当時、松茸は国内の消費も国家機関からの輸出もされておらず、当然計画経済から外れた資源であった。
各市郡には、党外貨調達事業所が展開し、シーズンになれば松茸産地の各要所に買入所が設置された。

採取に動くのは、計画各下で国家が負担する食糧と労賃を受け取っている地域住民たち、そして軍人たちである。
党組織が無条件に制定した一人当たりの松茸ノルマを達成するために、「勤務時間に組織的に」職場を離脱し、山間を縫って松茸を採取して買入所に渡し、買取証を受け取って所属する組織に提出して、職場に復帰した。

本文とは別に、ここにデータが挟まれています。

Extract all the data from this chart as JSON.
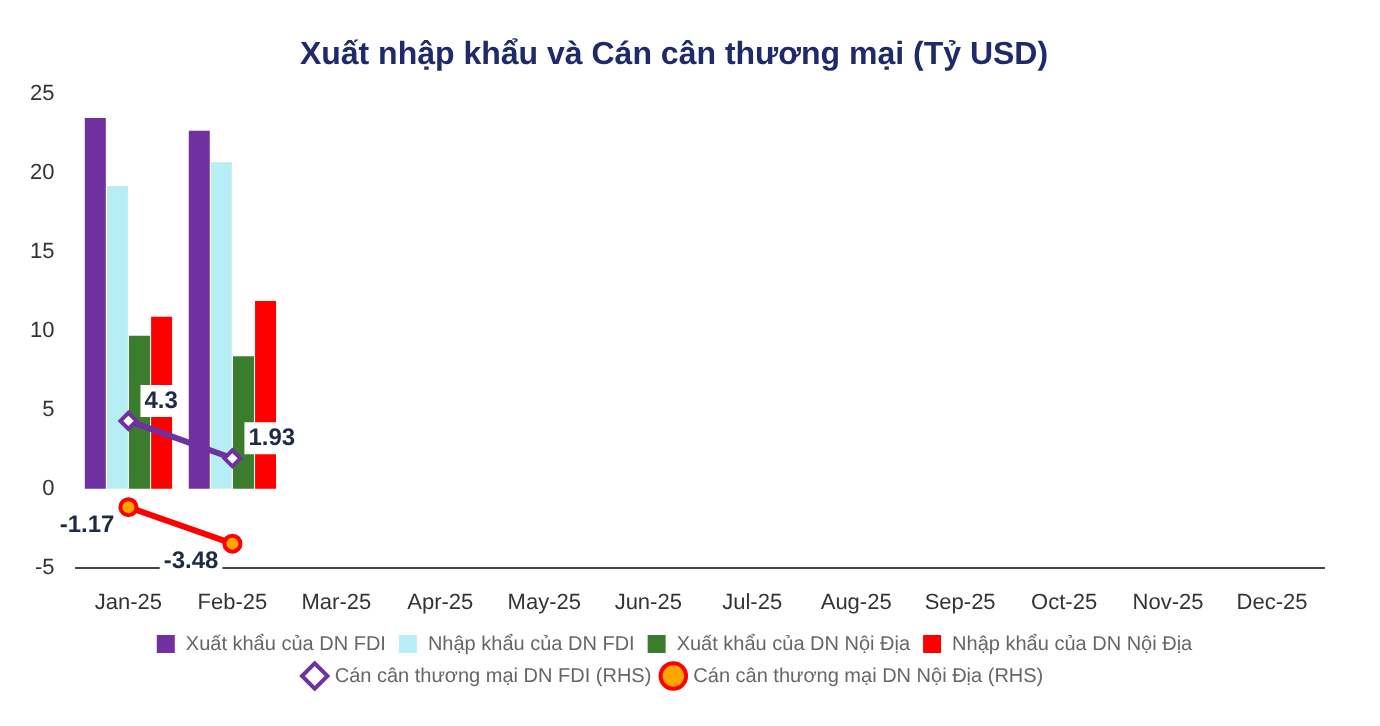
{
  "chart_data": {
    "type": "bar",
    "title": "Xuất nhập khẩu và Cán cân thương mại (Tỷ USD)",
    "categories": [
      "Jan-25",
      "Feb-25",
      "Mar-25",
      "Apr-25",
      "May-25",
      "Jun-25",
      "Jul-25",
      "Aug-25",
      "Sep-25",
      "Oct-25",
      "Nov-25",
      "Dec-25"
    ],
    "series": [
      {
        "name": "Xuất khẩu của DN FDI",
        "color": "#7030a0",
        "values": [
          23.5,
          22.7,
          null,
          null,
          null,
          null,
          null,
          null,
          null,
          null,
          null,
          null
        ]
      },
      {
        "name": "Nhập khẩu của DN FDI",
        "color": "#b7eef5",
        "values": [
          19.2,
          20.7,
          null,
          null,
          null,
          null,
          null,
          null,
          null,
          null,
          null,
          null
        ]
      },
      {
        "name": "Xuất khẩu của DN Nội Địa",
        "color": "#3a7d2c",
        "values": [
          9.7,
          8.4,
          null,
          null,
          null,
          null,
          null,
          null,
          null,
          null,
          null,
          null
        ]
      },
      {
        "name": "Nhập khẩu của DN Nội Địa",
        "color": "#ff0000",
        "values": [
          10.9,
          11.9,
          null,
          null,
          null,
          null,
          null,
          null,
          null,
          null,
          null,
          null
        ]
      },
      {
        "name": "Cán cân thương mại DN FDI (RHS)",
        "type": "line",
        "marker": "diamond",
        "color": "#7030a0",
        "values": [
          4.3,
          1.93,
          null,
          null,
          null,
          null,
          null,
          null,
          null,
          null,
          null,
          null
        ],
        "value_labels": [
          "4.3",
          "1.93",
          null,
          null,
          null,
          null,
          null,
          null,
          null,
          null,
          null,
          null
        ]
      },
      {
        "name": "Cán cân thương mại DN Nội Địa (RHS)",
        "type": "line",
        "marker": "circle",
        "color": "#ff0000",
        "values": [
          -1.17,
          -3.48,
          null,
          null,
          null,
          null,
          null,
          null,
          null,
          null,
          null,
          null
        ],
        "value_labels": [
          "-1.17",
          "-3.48",
          null,
          null,
          null,
          null,
          null,
          null,
          null,
          null,
          null,
          null
        ]
      }
    ],
    "ylim": [
      -5,
      25
    ],
    "yticks": [
      -5,
      0,
      5,
      10,
      15,
      20,
      25
    ],
    "grid": false,
    "legend": "bottom"
  }
}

松茸の交換対価として貰える品は「優待商品」と呼ばれた。
例えば、特等品である長さ約七cm、直径約四縲恁ワcmのクキ松茸(カサを開かない松茸を〝クキ松茸〞と呼んで珍重する)一kg(約二〇本)に対する対価は、わずか砂糖九kgであった。住民はこの「優待商品」の砂糖を農民市場に持って行き、現金と交換したのだ。
結局このような形で、「全人民所有」のはずの国家資源(注1)が、《国家計画経済》→《農民市場》→《党の外貨調達》という流れに吸い寄せられていった。

そのパイプはどんどん太くなっていき計画経済システムと人民生活は急速に侵されていったのである。
日本に輸出された松茸の販売収益の外貨は、国家統計や財政とは何の関係もない「党中央」という小集団の占有物となってしまった。
そして、その資金の一部が、首領の「四・一五贈り物」に、また一部は首領後継者の業績づくりに使われていくことになる。
さらに一部の資金で、資本主義世界の廉価商品を輸入して、国内の外貨商店(顧客は外貨を保有する富裕層)と、外貨調達事業所(顧客は輸出する品を収める一般住民)に販売して利潤を出した。